Somebody Taught Me

Even the wise men in one's life can be wrong. Gerry makes his sixty-some years of life experience available to me in this role. He spent days considering a query I sent out to connect with my readership. If pitching advice given to a Braves hurler by an opposing minor-league coach can continue to have a dramatic secondary impact on people not involved in the initial conversation, what advice have you gotten that has made the biggest difference? Gerry had no specific answer and concluded that he is a better giver of advice than implementer of it. I was suspicious.

A few days later I met Elizabeth, and my suspicions squawked. Elizabeth is a pharmacist by training, but she spends her days guiding first graders as a teaching assistant. This is not a trajectory of experience one encounters every day, so I asked, what has been the biggest surprise you encountered in the first-grade classroom? What has been the biggest difference between this learning environment and the ones to which you grew accustomed in the technical complexities of drug interactions? Said she, intrigued both by the question and the process she described, somebody had to teach me. I was far enough removed, she admitted, from learning how to write that I forgot somebody had to teach me how to do that.

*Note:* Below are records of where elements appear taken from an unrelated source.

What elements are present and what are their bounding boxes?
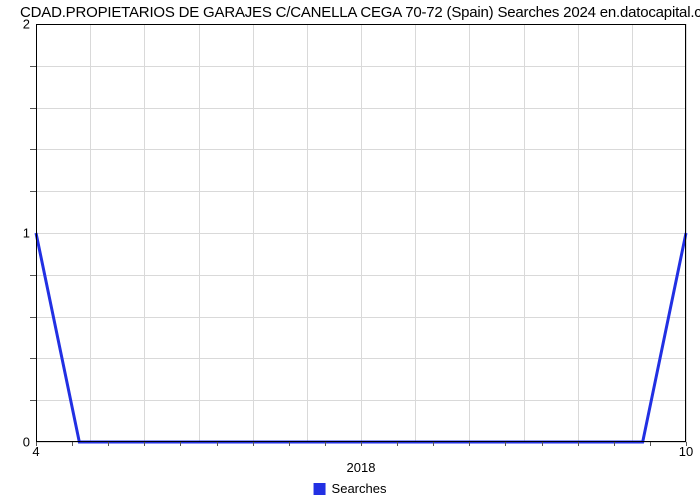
y-axis-minor-tick [30, 108, 36, 109]
y-axis-tick-label: 2 [23, 17, 30, 32]
x-axis-minor-tick [72, 442, 73, 446]
x-axis-minor-tick [433, 442, 434, 446]
y-axis-minor-tick [30, 149, 36, 150]
x-axis-minor-tick [578, 442, 579, 446]
y-axis-minor-tick [30, 317, 36, 318]
line-series [36, 24, 686, 442]
y-axis-minor-tick [30, 275, 36, 276]
y-axis-tick-label: 0 [23, 435, 30, 450]
grid-line-vertical [686, 24, 687, 442]
chart-title: CDAD.PROPIETARIOS DE GARAJES C/CANELLA C… [20, 4, 694, 21]
x-axis-minor-tick [469, 442, 470, 446]
x-axis-minor-tick [325, 442, 326, 446]
legend: Searches [314, 481, 387, 496]
x-axis-minor-tick [144, 442, 145, 446]
x-axis-minor-tick [397, 442, 398, 446]
y-axis-minor-tick [30, 400, 36, 401]
legend-swatch [314, 483, 326, 495]
x-axis-minor-tick [289, 442, 290, 446]
x-axis-minor-tick [505, 442, 506, 446]
x-axis-tick-label: 4 [32, 444, 39, 459]
series-line [36, 233, 686, 442]
x-axis-center-label: 2018 [347, 460, 376, 475]
x-axis-minor-tick [180, 442, 181, 446]
x-axis-tick-label: 10 [679, 444, 693, 459]
x-axis-minor-tick [108, 442, 109, 446]
x-axis-minor-tick [361, 442, 362, 446]
legend-label: Searches [332, 481, 387, 496]
x-axis-minor-tick [253, 442, 254, 446]
x-axis-minor-tick [217, 442, 218, 446]
y-axis-minor-tick [30, 191, 36, 192]
y-axis-tick-label: 1 [23, 226, 30, 241]
plot-area [36, 24, 686, 442]
x-axis-minor-tick [614, 442, 615, 446]
x-axis-minor-tick [650, 442, 651, 446]
x-axis-minor-tick [542, 442, 543, 446]
y-axis-minor-tick [30, 66, 36, 67]
y-axis-minor-tick [30, 358, 36, 359]
chart-container: CDAD.PROPIETARIOS DE GARAJES C/CANELLA C… [0, 0, 700, 500]
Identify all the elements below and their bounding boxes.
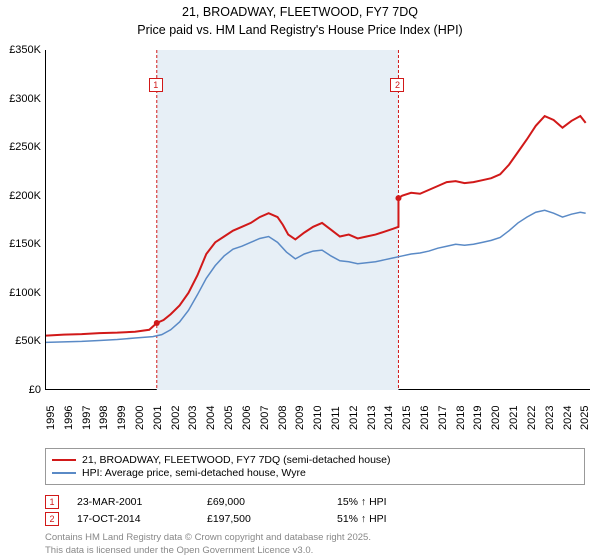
transaction-date: 17-OCT-2014 bbox=[77, 513, 207, 525]
transaction-row: 2 17-OCT-2014£197,50051% ↑ HPI bbox=[45, 512, 467, 526]
transaction-rows: 1 23-MAR-2001£69,00015% ↑ HPI 2 17-OCT-2014… bbox=[45, 492, 467, 529]
x-tick-label: 1996 bbox=[63, 406, 75, 430]
x-tick-label: 1995 bbox=[45, 406, 57, 430]
chart-svg bbox=[46, 50, 591, 390]
x-tick-label: 2023 bbox=[544, 406, 556, 430]
transaction-delta: 15% ↑ HPI bbox=[337, 496, 467, 508]
legend-row-price: 21, BROADWAY, FLEETWOOD, FY7 7DQ (semi-d… bbox=[52, 454, 578, 466]
x-tick-label: 2021 bbox=[508, 406, 520, 430]
transaction-price: £69,000 bbox=[207, 496, 337, 508]
x-tick-label: 2004 bbox=[205, 406, 217, 430]
x-tick-label: 2011 bbox=[330, 406, 342, 430]
x-tick-label: 2022 bbox=[526, 406, 538, 430]
x-tick-label: 2025 bbox=[579, 406, 591, 430]
x-tick-label: 1998 bbox=[98, 406, 110, 430]
x-tick-label: 2016 bbox=[419, 406, 431, 430]
x-tick-label: 2012 bbox=[348, 406, 360, 430]
x-tick-label: 2001 bbox=[152, 406, 164, 430]
legend-swatch-price bbox=[52, 459, 76, 461]
x-tick-label: 2009 bbox=[294, 406, 306, 430]
x-tick-label: 2020 bbox=[490, 406, 502, 430]
y-tick-label: £350K bbox=[9, 44, 41, 56]
x-tick-label: 2006 bbox=[241, 406, 253, 430]
transaction-row: 1 23-MAR-2001£69,00015% ↑ HPI bbox=[45, 495, 467, 509]
transaction-date: 23-MAR-2001 bbox=[77, 496, 207, 508]
transaction-marker-icon: 2 bbox=[45, 512, 59, 526]
y-tick-label: £300K bbox=[9, 93, 41, 105]
y-tick-label: £200K bbox=[9, 190, 41, 202]
title-line1: 21, BROADWAY, FLEETWOOD, FY7 7DQ bbox=[0, 4, 600, 22]
x-tick-label: 2000 bbox=[134, 406, 146, 430]
x-tick-label: 2015 bbox=[401, 406, 413, 430]
y-tick-label: £100K bbox=[9, 287, 41, 299]
x-tick-label: 2017 bbox=[437, 406, 449, 430]
x-axis-labels: 1995 1996 1997 1998 1999 2000 2001 2002 2003 2004… bbox=[45, 392, 590, 442]
y-axis-labels: £0£50K£100K£150K£200K£250K£300K£350K bbox=[0, 50, 43, 390]
legend-label-price: 21, BROADWAY, FLEETWOOD, FY7 7DQ (semi-d… bbox=[82, 454, 391, 466]
y-tick-label: £150K bbox=[9, 238, 41, 250]
x-tick-label: 2002 bbox=[170, 406, 182, 430]
x-tick-label: 2007 bbox=[259, 406, 271, 430]
footer-line1: Contains HM Land Registry data © Crown c… bbox=[45, 532, 371, 544]
y-tick-label: £250K bbox=[9, 141, 41, 153]
x-tick-label: 2018 bbox=[455, 406, 467, 430]
legend-swatch-hpi bbox=[52, 472, 76, 474]
footer-attribution: Contains HM Land Registry data © Crown c… bbox=[45, 532, 371, 557]
title-line2: Price paid vs. HM Land Registry's House … bbox=[0, 22, 600, 40]
x-tick-label: 2003 bbox=[187, 406, 199, 430]
chart-title: 21, BROADWAY, FLEETWOOD, FY7 7DQ Price p… bbox=[0, 0, 600, 39]
transaction-delta: 51% ↑ HPI bbox=[337, 513, 467, 525]
x-tick-label: 2013 bbox=[366, 406, 378, 430]
y-tick-label: £50K bbox=[15, 335, 41, 347]
x-tick-label: 2008 bbox=[277, 406, 289, 430]
chart-marker-1: 1 bbox=[149, 78, 163, 92]
footer-line2: This data is licensed under the Open Gov… bbox=[45, 545, 371, 557]
x-tick-label: 2014 bbox=[383, 406, 395, 430]
legend-label-hpi: HPI: Average price, semi-detached house,… bbox=[82, 467, 306, 479]
x-tick-label: 1997 bbox=[81, 406, 93, 430]
transaction-price: £197,500 bbox=[207, 513, 337, 525]
chart-plot-area bbox=[45, 50, 590, 390]
x-tick-label: 2019 bbox=[472, 406, 484, 430]
x-tick-label: 2005 bbox=[223, 406, 235, 430]
transaction-marker-icon: 1 bbox=[45, 495, 59, 509]
y-tick-label: £0 bbox=[29, 384, 41, 396]
legend-box: 21, BROADWAY, FLEETWOOD, FY7 7DQ (semi-d… bbox=[45, 448, 585, 485]
x-tick-label: 2024 bbox=[562, 406, 574, 430]
legend-row-hpi: HPI: Average price, semi-detached house,… bbox=[52, 467, 578, 479]
x-tick-label: 1999 bbox=[116, 406, 128, 430]
x-tick-label: 2010 bbox=[312, 406, 324, 430]
chart-marker-2: 2 bbox=[390, 78, 404, 92]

Somebody taught Gerry. Somebody taught you, and taught me, the very processes by which we have operated so automatically as adults on this April Monday. I combine the functions of scribe and scold fairly often, but my intention in this space is not to weigh us down with remorse because we can't name the moment at which we learned to write, or work hard, or say thank you, and the person who taught us to do each one. Delightful as ready access to that information would seem, my RAM is too limited. My thinking and actions would clog up as quickly as my straining OneNote app does if I tried to keep every detail of life's growth experiences. To remember that somebody taught me, and to remember, for a while, that Elizabeth reminded me somebody taught me, is reason enough for humble gratitude.

This realization can be more than pleasant, anonymous Muzak in the unobtrusive, impactless background of daily life. Just as the griots of gravitas like Gerry can occasionally be wrong, and still instructive, we can remember that we travel among first-graders. For most of us, our work, or school, or ministry environments don't include the hum contagious enthusiasm which signals the presence of six-year-olds, but, wait. Those we look to for wisdom and expertise in some areas are beginners in other areas, though typically lacking in the wide-eyed resilience of that age. They are still learning what we can readily assume, and proclaim, we have always known. Somebody taught Elizabeth. Somebody taught Gerry. Somebody taught me this week, and will teach me next week perspectives, which become assumptions, which become the subliminal underpinning of everything I think everyone else should automatically know. Remembering that my growth in grace is a haphazard thing watered by patiently particular encounters with other people deepens my roots in the fertilizer of gratitude.

Let's try again, readers. What reminder have you gotten recently that you didn't ALWAYS know what you take for granted now?